Почему все же она сказала тогда, что это я в чем-то виновата? Была ли Лиза права, что все дело в ревности? Или, может, Надя решила, что флешку подкинула я? Поводов для ее злости могло быть сколько угодно, но когда она говорила «Ты виновата», то имела в виду что-то конкретное, то, что уже случилось или должно было произойти. Что-то, о чем я могла пожалеть. Была ли она действительно такой жуткой, как мне теперь вспоминается? И почему во сне я никак не могу разглядеть ее лицо? Время стирает память. Вот как с мамой, например. Хоть я и помнила, как она выглядит, но особо и не помнила. В памяти остались лишь отдельные моменты и ситуации, а какой она была на самом деле, забыла.
Хотелось вспоминать только хорошее, но я не могла себе этого позволить, ведь она же меня бросила. А значит, и не стоила хороших воспоминаний. Они разъедали мне душу и вносили смуту в сердце и мысли.
Не будь Кощея, я бы тоже стала одинокой. Обо мне бы тоже никто наверняка не сожалел, и, чтобы убрать в квартире, пришлось бы звать каких-нибудь левых людей. И все равно Томаш не имел права вот так уходить. Это было оскорбительно, пусть я и нарочно выводила его. Взгляд уперся в оставленный на спинке стула пиджак. Я сняла его и оглядела, как если бы это был опасный, плохо изученный предмет, затем понюхала. Никакого особенного или необычного запаха не было. Пиджак пах Томашем настолько, насколько я успела его узнать. Проверила карманы. В одном из них нашелся ластик, а в другом я нащупала что-то маленькое и круглое, но вытащить не смогла.
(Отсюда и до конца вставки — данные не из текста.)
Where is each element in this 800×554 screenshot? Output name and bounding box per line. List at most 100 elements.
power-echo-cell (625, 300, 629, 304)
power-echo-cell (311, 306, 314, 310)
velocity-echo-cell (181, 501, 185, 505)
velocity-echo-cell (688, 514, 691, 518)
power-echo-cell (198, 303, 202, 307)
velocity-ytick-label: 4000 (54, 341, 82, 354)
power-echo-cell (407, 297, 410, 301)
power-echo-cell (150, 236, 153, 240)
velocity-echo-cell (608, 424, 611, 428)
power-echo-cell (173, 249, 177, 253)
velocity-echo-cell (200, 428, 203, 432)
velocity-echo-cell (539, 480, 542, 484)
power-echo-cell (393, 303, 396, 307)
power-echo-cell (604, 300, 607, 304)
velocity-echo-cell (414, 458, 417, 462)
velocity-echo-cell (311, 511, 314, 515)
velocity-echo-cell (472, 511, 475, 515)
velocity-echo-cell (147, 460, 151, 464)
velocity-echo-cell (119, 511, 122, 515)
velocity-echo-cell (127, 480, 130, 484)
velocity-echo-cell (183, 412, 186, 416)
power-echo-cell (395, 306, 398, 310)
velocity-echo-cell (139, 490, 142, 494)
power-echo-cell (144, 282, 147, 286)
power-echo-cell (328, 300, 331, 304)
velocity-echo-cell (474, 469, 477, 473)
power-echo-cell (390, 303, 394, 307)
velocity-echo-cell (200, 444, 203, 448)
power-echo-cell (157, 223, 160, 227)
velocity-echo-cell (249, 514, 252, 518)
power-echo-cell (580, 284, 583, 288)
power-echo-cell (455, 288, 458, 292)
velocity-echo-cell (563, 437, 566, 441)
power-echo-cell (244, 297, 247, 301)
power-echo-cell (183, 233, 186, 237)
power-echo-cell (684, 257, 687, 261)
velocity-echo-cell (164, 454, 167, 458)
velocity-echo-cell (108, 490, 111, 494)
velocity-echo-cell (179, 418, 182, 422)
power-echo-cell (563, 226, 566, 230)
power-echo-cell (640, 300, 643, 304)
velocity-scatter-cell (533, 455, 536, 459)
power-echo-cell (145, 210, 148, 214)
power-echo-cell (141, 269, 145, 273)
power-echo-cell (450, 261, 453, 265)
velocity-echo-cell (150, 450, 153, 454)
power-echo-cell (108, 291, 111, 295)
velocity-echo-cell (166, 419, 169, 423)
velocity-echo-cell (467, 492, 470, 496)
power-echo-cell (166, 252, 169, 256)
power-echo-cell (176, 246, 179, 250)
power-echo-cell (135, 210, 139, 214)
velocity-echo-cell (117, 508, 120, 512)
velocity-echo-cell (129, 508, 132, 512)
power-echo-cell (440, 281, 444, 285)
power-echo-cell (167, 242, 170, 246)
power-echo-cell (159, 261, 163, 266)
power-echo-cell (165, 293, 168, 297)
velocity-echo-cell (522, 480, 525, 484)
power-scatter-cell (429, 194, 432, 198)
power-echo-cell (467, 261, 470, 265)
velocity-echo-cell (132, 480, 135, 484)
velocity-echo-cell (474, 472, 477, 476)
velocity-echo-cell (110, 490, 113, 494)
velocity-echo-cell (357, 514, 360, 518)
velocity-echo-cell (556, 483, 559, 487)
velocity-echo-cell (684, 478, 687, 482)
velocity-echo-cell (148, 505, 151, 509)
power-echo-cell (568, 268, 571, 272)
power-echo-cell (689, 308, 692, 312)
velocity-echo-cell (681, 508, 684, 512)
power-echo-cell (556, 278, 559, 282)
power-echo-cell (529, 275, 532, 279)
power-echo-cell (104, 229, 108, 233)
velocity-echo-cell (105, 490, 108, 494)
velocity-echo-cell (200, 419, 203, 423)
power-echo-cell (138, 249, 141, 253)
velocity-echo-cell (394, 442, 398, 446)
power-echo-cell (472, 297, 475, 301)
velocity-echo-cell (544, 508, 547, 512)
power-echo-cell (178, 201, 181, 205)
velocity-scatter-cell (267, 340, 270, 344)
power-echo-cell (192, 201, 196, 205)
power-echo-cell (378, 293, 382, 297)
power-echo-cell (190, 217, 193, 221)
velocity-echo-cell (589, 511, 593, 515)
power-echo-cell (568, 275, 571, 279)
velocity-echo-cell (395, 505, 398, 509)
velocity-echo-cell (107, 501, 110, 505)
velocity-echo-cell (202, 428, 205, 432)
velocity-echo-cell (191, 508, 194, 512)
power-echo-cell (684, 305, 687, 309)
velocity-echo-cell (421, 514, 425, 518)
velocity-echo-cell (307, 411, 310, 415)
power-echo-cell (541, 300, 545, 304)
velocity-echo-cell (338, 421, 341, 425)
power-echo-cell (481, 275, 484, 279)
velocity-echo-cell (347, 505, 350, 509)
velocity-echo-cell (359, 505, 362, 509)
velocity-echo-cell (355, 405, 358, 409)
Вывернула карман наизнанку и обнаружила обычную, только пришитую изнутри серую пуговицу.
Томаш написал в «Ватсап» минут через двадцать. Я уже ушла из Надиной квартиры. Спросил, там ли я еще, и пожаловался, бедолага, что забыл пиджак. Я ответила, что пиджак забрала и оставлю его в школьной раздевалке, потому что на занятия сегодня уже не пойду. Не могла же я отправиться на уроки с пакетом вчерашней еды. Колбасной нарезкой и селедкой от него воняло за версту.
Ключ я занесла директрисе. Сначала ее секретарша не хотела меня пускать, но, услышав мой голос, Тамара Андреевна велела зайти. Она сидела за столом бледная и заплаканная, и, громко высморкавшись, сразу выложила:
– Они пытаются приплести к этому Женечку, представляешь? Моего Женечку.
– К смерти Надежды Эдуардовны? – неуверенно уточнила я, потому что сама думала только об этом.
Тамара Андреевна всхлипнула:
– Они написали, что Женечка – угроза. Что я не имею права допускать его к работе с детьми и что он, возможно… Что он… имеет к этому ужасу какое-то отношение.
– Кто такие «они»?
– Не знаю. Кто-то. Родители. Из-за отвратительной галиматьи в интернете. Мне звонили из РОНО. Требуют срочно его убрать. Господи, как им такое пришло в голову? Что за люди? – Тамара Андреевна вытерла ладонью слезы. – Он еще не знает. Ума не приложу, как ему сказать об этом.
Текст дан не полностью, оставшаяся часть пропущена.